They found some queer old houses that were odd enough. Mr. Leverett said they were almost two hundred years old, and that at first the place kept the old Indian name, Naumkeag. But the Reverend Francis Higginson gave it a new name out of the Bible—"In Salem also is His tabernacle." The early pilgrims built a chapel at once.

"How close the houses are!"

It was a row that had survived the hand of improvement. There was a huge central chimney-stack, big enough for a modern factory, and the house seemed built around it. The second story overhung the first, and in some of them were small dormer windows looking like bird houses. And the little panes of greenish glass seemed to make windows all framework.

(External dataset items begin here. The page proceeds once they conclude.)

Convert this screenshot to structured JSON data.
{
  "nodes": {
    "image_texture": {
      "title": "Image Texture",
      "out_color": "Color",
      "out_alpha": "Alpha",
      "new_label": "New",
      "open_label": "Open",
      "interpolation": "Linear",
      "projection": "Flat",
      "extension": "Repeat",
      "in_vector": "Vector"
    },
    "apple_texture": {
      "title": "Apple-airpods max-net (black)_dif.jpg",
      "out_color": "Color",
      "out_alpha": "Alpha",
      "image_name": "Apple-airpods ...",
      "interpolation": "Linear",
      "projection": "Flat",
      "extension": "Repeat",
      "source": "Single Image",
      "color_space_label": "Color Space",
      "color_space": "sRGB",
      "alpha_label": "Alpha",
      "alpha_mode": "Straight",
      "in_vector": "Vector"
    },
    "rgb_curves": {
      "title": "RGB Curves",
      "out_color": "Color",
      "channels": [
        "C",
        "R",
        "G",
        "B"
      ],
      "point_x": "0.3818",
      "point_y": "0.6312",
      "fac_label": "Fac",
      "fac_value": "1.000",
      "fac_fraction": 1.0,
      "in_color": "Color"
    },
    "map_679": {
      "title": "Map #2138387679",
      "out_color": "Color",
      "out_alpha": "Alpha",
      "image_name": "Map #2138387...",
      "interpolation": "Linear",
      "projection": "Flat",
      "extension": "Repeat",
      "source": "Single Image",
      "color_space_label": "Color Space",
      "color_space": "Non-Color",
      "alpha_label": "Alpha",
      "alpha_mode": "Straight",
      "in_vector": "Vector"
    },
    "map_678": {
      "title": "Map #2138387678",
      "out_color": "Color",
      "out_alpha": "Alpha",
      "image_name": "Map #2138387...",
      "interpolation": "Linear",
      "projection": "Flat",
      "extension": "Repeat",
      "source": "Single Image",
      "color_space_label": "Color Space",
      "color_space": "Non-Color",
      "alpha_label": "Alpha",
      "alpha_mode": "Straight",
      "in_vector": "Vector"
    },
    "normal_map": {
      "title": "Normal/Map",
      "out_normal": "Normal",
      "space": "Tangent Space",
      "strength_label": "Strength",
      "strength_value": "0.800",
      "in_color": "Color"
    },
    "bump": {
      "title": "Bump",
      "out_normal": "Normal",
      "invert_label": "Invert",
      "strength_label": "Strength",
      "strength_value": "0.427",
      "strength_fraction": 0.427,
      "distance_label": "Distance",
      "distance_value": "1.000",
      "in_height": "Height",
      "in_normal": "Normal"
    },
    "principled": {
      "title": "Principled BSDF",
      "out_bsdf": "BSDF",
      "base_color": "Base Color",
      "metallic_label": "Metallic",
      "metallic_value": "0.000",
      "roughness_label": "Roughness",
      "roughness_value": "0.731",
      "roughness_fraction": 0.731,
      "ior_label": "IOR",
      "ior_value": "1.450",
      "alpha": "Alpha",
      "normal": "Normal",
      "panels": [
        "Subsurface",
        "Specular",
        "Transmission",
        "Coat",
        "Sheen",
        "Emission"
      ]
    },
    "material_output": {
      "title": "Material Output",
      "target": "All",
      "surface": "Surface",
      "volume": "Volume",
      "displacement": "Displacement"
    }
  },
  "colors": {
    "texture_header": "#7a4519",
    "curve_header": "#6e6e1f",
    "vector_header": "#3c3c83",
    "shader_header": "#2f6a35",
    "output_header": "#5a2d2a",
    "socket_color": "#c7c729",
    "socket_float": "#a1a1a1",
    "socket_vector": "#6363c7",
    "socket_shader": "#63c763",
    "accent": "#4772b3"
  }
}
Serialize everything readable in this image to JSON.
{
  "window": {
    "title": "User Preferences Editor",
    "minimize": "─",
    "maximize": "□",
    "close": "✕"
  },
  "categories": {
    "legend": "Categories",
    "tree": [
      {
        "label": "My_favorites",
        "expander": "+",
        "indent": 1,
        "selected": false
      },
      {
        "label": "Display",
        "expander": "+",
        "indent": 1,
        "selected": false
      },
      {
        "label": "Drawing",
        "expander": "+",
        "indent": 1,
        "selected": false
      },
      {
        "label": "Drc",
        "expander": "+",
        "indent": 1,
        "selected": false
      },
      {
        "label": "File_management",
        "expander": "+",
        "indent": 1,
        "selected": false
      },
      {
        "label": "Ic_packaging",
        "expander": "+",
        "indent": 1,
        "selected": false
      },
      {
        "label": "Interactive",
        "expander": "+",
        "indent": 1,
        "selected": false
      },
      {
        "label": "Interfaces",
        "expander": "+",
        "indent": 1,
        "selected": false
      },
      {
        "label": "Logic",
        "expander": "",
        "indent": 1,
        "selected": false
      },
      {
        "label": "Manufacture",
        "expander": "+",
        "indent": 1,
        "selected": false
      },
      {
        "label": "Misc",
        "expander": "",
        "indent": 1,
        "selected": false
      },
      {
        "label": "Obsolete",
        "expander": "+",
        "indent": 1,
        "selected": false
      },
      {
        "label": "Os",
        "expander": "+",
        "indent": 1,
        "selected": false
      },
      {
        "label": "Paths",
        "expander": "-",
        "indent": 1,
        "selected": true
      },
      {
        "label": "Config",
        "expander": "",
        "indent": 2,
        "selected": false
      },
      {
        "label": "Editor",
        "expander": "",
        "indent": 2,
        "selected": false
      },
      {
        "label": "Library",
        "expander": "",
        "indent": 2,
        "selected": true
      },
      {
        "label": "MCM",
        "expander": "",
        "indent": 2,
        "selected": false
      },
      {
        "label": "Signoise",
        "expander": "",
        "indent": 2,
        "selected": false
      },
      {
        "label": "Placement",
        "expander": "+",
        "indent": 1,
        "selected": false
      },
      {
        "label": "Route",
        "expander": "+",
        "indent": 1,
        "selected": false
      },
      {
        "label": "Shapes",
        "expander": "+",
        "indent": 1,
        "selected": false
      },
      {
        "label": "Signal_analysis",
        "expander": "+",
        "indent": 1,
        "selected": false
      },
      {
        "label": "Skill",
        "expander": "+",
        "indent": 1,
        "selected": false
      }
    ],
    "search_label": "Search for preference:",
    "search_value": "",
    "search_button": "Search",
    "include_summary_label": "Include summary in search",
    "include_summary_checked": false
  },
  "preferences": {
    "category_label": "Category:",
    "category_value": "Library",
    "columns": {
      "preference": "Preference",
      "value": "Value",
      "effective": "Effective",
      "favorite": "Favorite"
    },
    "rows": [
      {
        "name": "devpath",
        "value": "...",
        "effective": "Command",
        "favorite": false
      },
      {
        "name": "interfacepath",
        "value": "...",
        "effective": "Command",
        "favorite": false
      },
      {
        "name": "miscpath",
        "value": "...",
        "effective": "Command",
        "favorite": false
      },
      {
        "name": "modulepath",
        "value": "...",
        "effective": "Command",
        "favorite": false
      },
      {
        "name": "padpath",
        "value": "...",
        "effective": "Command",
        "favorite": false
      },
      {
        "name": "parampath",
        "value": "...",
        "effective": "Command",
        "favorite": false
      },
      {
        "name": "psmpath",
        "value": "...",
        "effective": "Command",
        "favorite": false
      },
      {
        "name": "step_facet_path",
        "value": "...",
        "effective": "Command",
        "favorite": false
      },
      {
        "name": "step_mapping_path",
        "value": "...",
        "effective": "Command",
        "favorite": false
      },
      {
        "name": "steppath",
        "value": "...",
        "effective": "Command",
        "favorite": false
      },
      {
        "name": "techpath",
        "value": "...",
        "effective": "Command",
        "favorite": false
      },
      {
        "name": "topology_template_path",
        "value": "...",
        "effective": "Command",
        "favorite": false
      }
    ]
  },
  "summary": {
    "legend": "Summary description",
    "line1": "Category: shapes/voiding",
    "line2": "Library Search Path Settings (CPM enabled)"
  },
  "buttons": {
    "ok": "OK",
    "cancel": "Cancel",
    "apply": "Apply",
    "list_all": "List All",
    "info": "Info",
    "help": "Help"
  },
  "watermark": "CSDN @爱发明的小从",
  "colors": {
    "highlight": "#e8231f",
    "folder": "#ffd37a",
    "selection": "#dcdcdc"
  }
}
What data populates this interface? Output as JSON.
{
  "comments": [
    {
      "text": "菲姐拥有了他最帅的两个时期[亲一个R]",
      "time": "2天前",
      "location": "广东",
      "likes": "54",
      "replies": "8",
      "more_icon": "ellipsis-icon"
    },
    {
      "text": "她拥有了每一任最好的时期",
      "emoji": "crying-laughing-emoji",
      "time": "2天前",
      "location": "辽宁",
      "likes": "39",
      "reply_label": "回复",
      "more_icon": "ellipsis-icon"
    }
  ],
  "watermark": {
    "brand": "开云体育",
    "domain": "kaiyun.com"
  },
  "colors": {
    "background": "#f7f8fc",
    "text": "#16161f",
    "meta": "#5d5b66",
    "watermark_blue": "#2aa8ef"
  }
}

Cynthia was much interested in the Roger Williams house, and the story of the old minister.

"Why, I thought religion made people good and pleasant——" Then she checked herself, for often Cousin Elizabeth was not pleasant. And she seemed more religious than Cousin Eunice. And Cousin Chilian rarely scolded or said a cross word—he never talked about religion, but he went to church on Sunday; they all did. She studied the Catechism, she could learn easily when she had a mind to, but she didn't understand it at all. She shocked Elizabeth by her irreverent questions. There was the old horn-book primer with—

"In Adam's fall
We sinned all."

"I don't see how that could be when we were not there!" she said almost defiantly.

"It means the nature we inherited."

"But I don't think that fair!"

"You don't know, you never can understand until you are in a state of grace. Don't ask such impertinent questions. You are a little heathen child."